Vous en trouverez des bacs entiers chez les vendeurs d'insectes du marché Warorot, généralement frits avec des feuilles de combava et un voile d'épices. Achetez un petit sachet et mangez-les pendant qu'ils sont encore chauds. Les marchés de nuit sont aussi d'excellents terrains d'entraînement pour les bouchées plus audacieuses.
Qu'est-ce que le larb dip, et existe-t-il une alternative cuite ?

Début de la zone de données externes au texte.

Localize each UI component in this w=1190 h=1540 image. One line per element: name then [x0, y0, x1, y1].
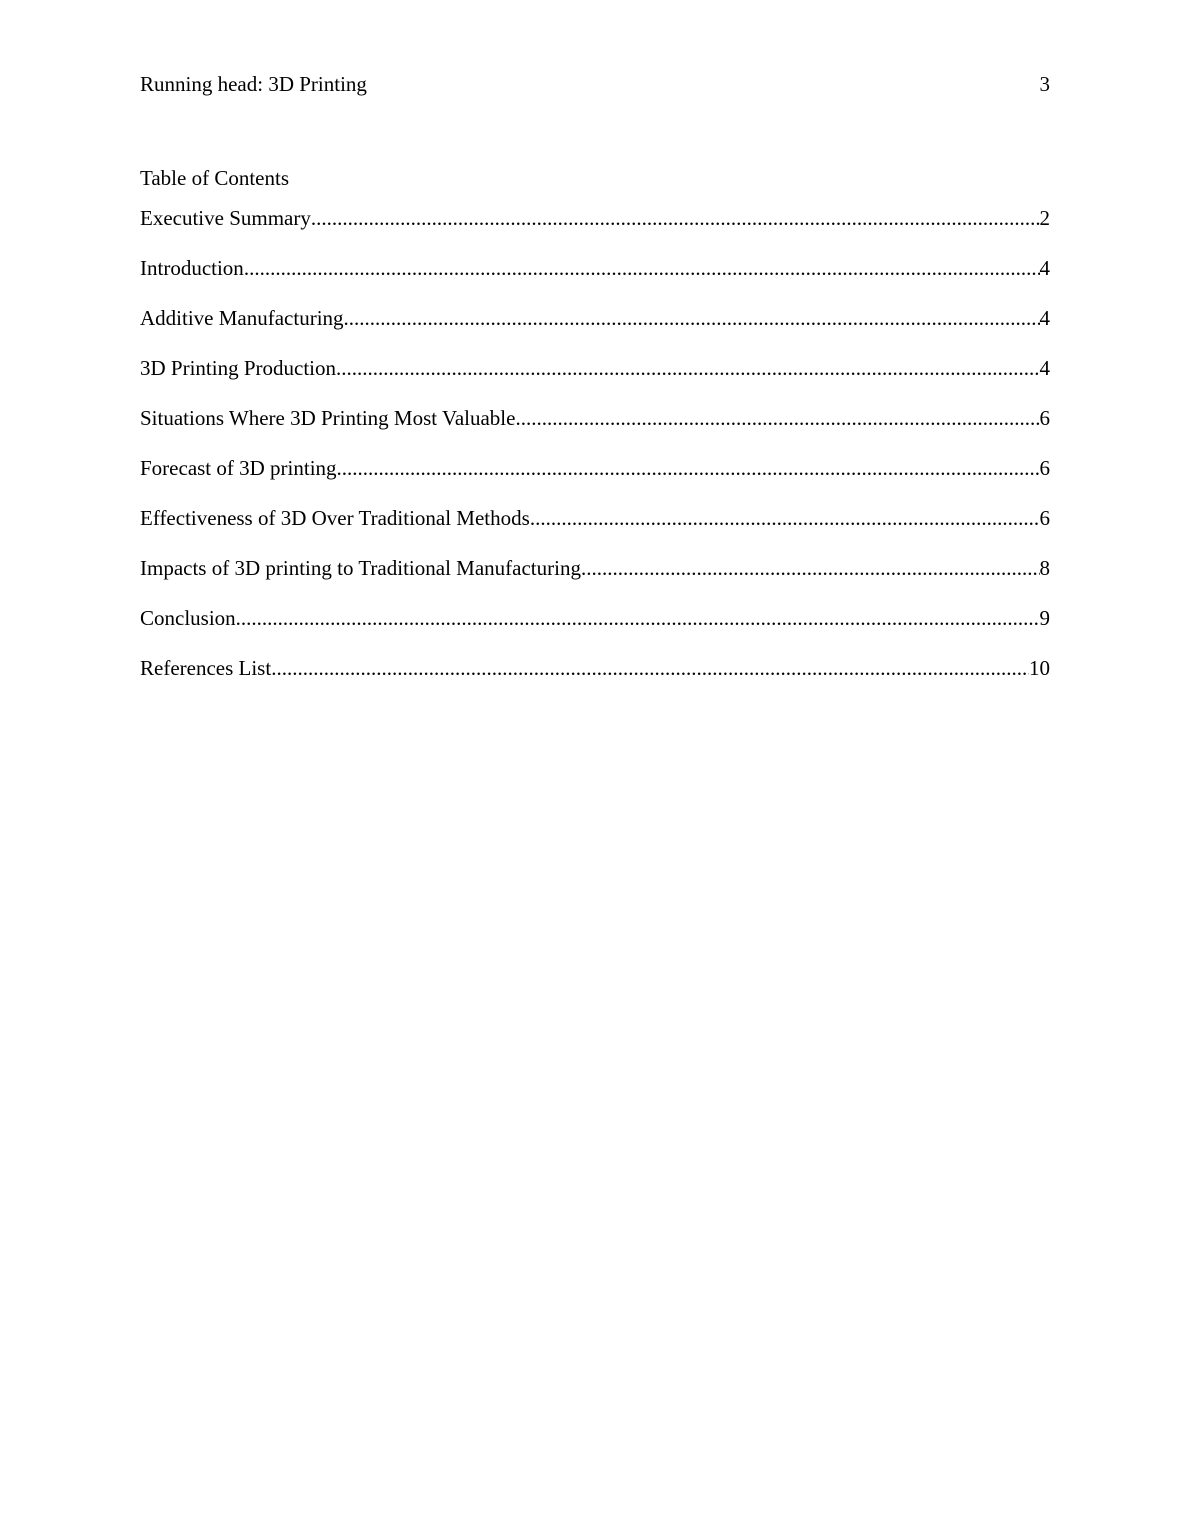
- toc-entry-label: Impacts of 3D printing to Traditional Manufacturing: [140, 556, 581, 580]
- running-head: Running head: 3D Printing: [140, 72, 367, 96]
- page-number: 3: [1039, 72, 1050, 96]
- toc-entry-conclusion[interactable]: [140, 604, 1050, 654]
- toc-entry-label: Forecast of 3D printing: [140, 456, 337, 480]
- dot-leader: [336, 354, 1039, 382]
- toc-entry-executive-summary[interactable]: [140, 204, 1050, 254]
- toc-entry-label: Situations Where 3D Printing Most Valuable: [140, 406, 516, 430]
- toc-entry-label: References List: [140, 656, 272, 680]
- toc-entry-3d-printing-production[interactable]: [140, 354, 1050, 404]
- toc-entry-references-list[interactable]: [140, 654, 1050, 704]
- toc-entry-label: Conclusion: [140, 606, 236, 630]
- toc-entry-label: Introduction: [140, 256, 244, 280]
- page-header: [140, 70, 1050, 98]
- toc-entry-label: Additive Manufacturing: [140, 306, 344, 330]
- dot-leader: [271, 654, 1029, 682]
- toc-entry-situations[interactable]: [140, 404, 1050, 454]
- toc-entry-forecast[interactable]: [140, 454, 1050, 504]
- dot-leader: [337, 454, 1040, 482]
- dot-leader: [244, 254, 1040, 282]
- toc-entry-introduction[interactable]: [140, 254, 1050, 304]
- toc-entry-additive-manufacturing[interactable]: [140, 304, 1050, 354]
- toc-entry-page: 9: [1039, 606, 1050, 630]
- toc-entry-page: 4: [1039, 356, 1050, 380]
- toc-entry-page: 10: [1029, 656, 1050, 680]
- dot-leader: [344, 304, 1040, 332]
- toc-entry-label: Executive Summary: [140, 206, 311, 230]
- dot-leader: [581, 554, 1040, 582]
- toc-entry-page: 4: [1039, 306, 1050, 330]
- dot-leader: [530, 504, 1040, 532]
- table-of-contents: [140, 204, 1050, 704]
- toc-entry-impacts[interactable]: [140, 554, 1050, 604]
- toc-entry-page: 4: [1039, 256, 1050, 280]
- toc-entry-label: 3D Printing Production: [140, 356, 337, 380]
- dot-leader: [236, 604, 1040, 632]
- dot-leader: [515, 404, 1039, 432]
- toc-entry-page: 6: [1039, 506, 1050, 530]
- toc-entry-page: 6: [1039, 456, 1050, 480]
- toc-entry-label: Effectiveness of 3D Over Traditional Methods: [140, 506, 530, 530]
- toc-entry-effectiveness[interactable]: [140, 504, 1050, 554]
- toc-entry-page: 2: [1039, 206, 1050, 230]
- toc-entry-page: 8: [1039, 556, 1050, 580]
- toc-entry-page: 6: [1039, 406, 1050, 430]
- toc-title: Table of Contents: [140, 166, 289, 190]
- dot-leader: [311, 204, 1040, 232]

Le larb dip, ou larb cru, est du porc finement haché assaisonné d'un mélange vertigineux d'épices du Nord et, traditionnellement, d'un peu de sang et de bile pour cette amertume signature si particulière. C'est un plat festif et cérémoniel, souvent servi lors des fêtes. Si le cru vous semble un pas de trop, demandez un larb khua — les mêmes saveurs, mais entièrement cuit.
Quelle est la façon la plus simple de commencer à manger de façon aventureuse ?
Commencez par quelque chose d'accessible comme le sai ua, la savoureuse saucisse aux herbes du Nord, puis faites grandir votre audace à partir de là. Les sauces aux piments appelées nam prik sont la meilleure porte d'entrée — le fumé nam prik num et le réconfortant nam prik ong à la tomate et au porc, à scooper avec du riz gluant et des légumes vapeur. Débutez par le cuit et le croustillant, et progressez vers le cru et le fermenté au fil de quelques soirées.
Comment manger ce type de nourriture en toute sécurité ?
Notre règle est simple : mangez là où les locaux font la queue. Un stand animé écoule ses ingrédients rapidement, ce qui signifie de l'huile fraîche, de la viande fraîche et un cuisinier qui n'a rien à cacher. Venez l'estomac dans les talons mais sans être affamé à l'excès, gardez de la petite monnaie, et n'hésitez jamais à pointer du doigt en souriant — les vendeurs sont fiers de leur cuisine et ravis de vous la faire découvrir.
Et le durian — vaut-il la peine de dépasser l'odeur ?
Oui — le durian est le roi épineux des fruits, si odorant qu'il est interdit dans de nombreux halls d'hôtel, mais surmontez l'odeur et la chair crémeuse à l'intérieur est extraordinaire, riche et presque façon cheesecake. S'il vous conquiert, continuez avec le santol acidulé-sucré, le langsat piquant et le jackfruit frais au parfum envoûtant. Achetez-en un seul, partagez-le, et laissez le vendeur vous montrer comment l'ouvrir.